It was a rather unusual concert of Israeli and Arab musicians performing Beethoven's symphonies, but going by the response in the Forbidden City Concert Hall of Beijing, the audience seemed to enjoy it as much as the performers.
"I'm delighted to be here with the West-Eastern Divan Orchestra to perform in China, and extend the West-East to the Far East," said Mariam Said, wife of the late Palestinian-American academic Edward Said who co-founded the West-Eastern Divan Orchestra.
The other co-founder, Argentine-Israeli conductor Daniel Barenboim, led the orchestra to give its debut concert in China on Friday, though Barenboim himself has performed in China four years ago at the Beijing Music Festival.
"The idea was to create a forum within the activities of Weimar, European Capital of Culture of 1999, where young people from all countries of the Middle East could spend time playing music and discuss topics of common interest," Barenboim says about the origin of the West-Eastern Divan Orchestra, which was named after an anthology of poems by Goethe.
The forum received over 200 applications from the Arabic world in 1999, which surprised both Barenboim and Said. Although not all those applicants were high-level musicians, there were enough good players among them to attend the workshop and form an orchestra with their Israeli Jewish colleagues.
"That's how we started. When it was finished we all realized that it was too important for us to have done it only once, and we had to continue," Barenboim says.
Members of the orchestra have been meeting every summer since and from 2002, the orchestra has been based in Seville in Spain's Andalucia.

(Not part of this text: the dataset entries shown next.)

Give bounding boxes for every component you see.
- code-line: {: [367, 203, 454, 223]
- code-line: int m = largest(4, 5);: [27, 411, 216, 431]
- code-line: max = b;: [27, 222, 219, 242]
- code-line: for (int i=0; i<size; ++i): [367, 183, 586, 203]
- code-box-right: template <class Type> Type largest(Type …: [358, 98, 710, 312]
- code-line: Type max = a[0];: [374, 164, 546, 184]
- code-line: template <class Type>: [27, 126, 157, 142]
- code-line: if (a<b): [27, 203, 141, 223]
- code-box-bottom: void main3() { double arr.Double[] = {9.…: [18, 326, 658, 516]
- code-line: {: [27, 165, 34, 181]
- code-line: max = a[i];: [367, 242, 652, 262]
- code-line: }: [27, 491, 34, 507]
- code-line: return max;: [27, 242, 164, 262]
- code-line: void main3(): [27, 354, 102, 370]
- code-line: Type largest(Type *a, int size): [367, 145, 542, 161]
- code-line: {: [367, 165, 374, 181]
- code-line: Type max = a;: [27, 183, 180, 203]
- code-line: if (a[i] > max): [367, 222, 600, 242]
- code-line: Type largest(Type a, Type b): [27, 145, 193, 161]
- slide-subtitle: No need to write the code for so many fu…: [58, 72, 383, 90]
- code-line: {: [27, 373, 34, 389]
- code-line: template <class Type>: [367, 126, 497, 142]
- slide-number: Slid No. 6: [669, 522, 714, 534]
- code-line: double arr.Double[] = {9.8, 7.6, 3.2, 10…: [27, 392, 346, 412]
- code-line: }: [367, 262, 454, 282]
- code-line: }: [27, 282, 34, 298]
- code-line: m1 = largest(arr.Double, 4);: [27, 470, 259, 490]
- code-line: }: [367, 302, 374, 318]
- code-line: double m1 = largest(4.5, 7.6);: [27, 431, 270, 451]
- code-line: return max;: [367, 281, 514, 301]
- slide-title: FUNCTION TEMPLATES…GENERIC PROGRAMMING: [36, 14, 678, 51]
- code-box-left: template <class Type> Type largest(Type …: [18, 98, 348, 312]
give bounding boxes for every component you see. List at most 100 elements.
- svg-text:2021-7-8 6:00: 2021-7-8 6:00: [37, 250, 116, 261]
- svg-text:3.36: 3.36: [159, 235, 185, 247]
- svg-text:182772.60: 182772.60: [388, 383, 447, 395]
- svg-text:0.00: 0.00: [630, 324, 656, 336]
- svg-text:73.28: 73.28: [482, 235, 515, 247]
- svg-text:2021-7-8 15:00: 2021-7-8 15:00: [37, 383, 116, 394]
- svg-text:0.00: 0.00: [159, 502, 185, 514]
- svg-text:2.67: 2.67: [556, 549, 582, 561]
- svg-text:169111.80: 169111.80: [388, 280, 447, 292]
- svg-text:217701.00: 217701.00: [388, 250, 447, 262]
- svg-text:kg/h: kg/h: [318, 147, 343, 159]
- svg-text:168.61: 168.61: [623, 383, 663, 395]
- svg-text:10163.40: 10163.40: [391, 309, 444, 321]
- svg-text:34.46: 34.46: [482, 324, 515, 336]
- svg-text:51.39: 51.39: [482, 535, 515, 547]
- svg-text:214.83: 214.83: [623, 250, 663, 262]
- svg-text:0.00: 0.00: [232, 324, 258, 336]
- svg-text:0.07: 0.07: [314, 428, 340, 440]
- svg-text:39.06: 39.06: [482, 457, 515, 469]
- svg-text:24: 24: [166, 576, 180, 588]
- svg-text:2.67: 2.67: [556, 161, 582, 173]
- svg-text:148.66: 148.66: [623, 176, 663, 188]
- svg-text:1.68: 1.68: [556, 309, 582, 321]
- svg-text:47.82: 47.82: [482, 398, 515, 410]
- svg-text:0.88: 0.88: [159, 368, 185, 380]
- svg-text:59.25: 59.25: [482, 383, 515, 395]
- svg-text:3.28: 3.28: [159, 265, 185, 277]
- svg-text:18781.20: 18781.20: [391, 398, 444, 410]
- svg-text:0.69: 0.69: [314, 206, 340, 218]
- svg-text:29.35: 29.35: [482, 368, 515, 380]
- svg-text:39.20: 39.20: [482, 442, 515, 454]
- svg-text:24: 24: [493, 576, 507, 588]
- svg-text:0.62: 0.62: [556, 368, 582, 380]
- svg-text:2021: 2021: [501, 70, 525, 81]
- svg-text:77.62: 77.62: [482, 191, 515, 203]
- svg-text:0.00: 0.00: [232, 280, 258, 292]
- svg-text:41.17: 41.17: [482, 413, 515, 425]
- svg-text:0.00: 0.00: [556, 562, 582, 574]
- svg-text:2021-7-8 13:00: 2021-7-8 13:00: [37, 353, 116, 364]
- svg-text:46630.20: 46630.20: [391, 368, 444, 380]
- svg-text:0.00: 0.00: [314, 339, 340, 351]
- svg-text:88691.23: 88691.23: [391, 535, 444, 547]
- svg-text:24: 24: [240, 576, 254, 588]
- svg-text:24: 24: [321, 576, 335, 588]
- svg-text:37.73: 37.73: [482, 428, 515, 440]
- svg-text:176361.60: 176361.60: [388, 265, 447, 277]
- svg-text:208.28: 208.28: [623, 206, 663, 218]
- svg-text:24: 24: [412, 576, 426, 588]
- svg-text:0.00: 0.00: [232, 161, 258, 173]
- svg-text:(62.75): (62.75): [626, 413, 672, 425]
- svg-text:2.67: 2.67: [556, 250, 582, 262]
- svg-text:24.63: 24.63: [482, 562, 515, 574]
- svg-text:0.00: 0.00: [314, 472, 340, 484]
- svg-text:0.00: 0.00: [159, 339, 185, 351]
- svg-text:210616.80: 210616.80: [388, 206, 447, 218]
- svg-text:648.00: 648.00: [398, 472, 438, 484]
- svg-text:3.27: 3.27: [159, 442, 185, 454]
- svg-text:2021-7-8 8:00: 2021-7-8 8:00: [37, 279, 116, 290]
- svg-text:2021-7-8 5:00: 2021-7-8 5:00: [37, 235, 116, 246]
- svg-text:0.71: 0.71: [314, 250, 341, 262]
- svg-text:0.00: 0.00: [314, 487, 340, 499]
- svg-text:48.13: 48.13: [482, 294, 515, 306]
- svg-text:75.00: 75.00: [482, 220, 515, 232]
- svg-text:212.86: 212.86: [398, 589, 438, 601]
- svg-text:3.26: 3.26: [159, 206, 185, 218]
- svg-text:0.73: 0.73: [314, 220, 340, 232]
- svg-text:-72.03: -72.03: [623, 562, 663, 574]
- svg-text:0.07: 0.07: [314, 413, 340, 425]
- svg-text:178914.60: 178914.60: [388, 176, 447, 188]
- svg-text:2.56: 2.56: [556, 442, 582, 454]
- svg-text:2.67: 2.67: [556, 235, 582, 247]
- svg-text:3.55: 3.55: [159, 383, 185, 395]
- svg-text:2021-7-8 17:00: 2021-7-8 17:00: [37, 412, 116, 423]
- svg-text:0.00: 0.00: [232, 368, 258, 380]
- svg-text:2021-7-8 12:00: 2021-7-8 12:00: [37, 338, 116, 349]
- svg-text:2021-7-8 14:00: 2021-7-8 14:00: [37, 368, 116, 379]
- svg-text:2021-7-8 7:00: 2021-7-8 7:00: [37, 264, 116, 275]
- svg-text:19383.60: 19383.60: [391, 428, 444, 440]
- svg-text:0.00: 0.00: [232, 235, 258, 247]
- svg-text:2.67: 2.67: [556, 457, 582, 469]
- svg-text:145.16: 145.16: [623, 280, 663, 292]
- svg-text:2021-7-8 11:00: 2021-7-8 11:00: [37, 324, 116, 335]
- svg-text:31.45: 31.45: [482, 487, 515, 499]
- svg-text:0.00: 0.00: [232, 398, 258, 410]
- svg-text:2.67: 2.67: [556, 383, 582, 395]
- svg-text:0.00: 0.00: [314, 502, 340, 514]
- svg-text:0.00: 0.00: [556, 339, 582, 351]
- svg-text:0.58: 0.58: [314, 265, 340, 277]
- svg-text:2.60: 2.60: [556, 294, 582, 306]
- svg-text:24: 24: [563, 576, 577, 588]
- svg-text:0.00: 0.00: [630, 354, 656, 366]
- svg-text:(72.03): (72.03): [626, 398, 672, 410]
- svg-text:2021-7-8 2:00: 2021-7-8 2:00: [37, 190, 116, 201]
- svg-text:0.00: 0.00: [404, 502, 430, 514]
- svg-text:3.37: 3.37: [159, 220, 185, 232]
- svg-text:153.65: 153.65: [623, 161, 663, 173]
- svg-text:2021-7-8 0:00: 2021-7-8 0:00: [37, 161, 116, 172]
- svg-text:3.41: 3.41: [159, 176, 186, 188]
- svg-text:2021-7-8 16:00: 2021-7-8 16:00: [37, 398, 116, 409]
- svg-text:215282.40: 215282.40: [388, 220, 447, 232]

"Not many people know that Andalucia is the only place in the world in history where Jews and Muslims lived in peace for seven centuries," Barenboim says.
The West-Eastern Divan Workshop, spread over weeks, is held every summer in Andalucia. Once it ends, the concert tour of the West-Eastern Divan Orchestra begins.
The orchestra has performed around the world, including Israel and the Palestinian territories.
"We hope to bring these young musicians together not only physically but also in spirit, while they are still able to maintain their knowledge and belief," Barenboim says. "It is not our intention to create a political line, but to create a climate in which people want to hear and understand the point of view of the others."
Barenboim and the West-Eastern Divan Orchestra will give two more concerts in Shanghai on Sunday and Monday.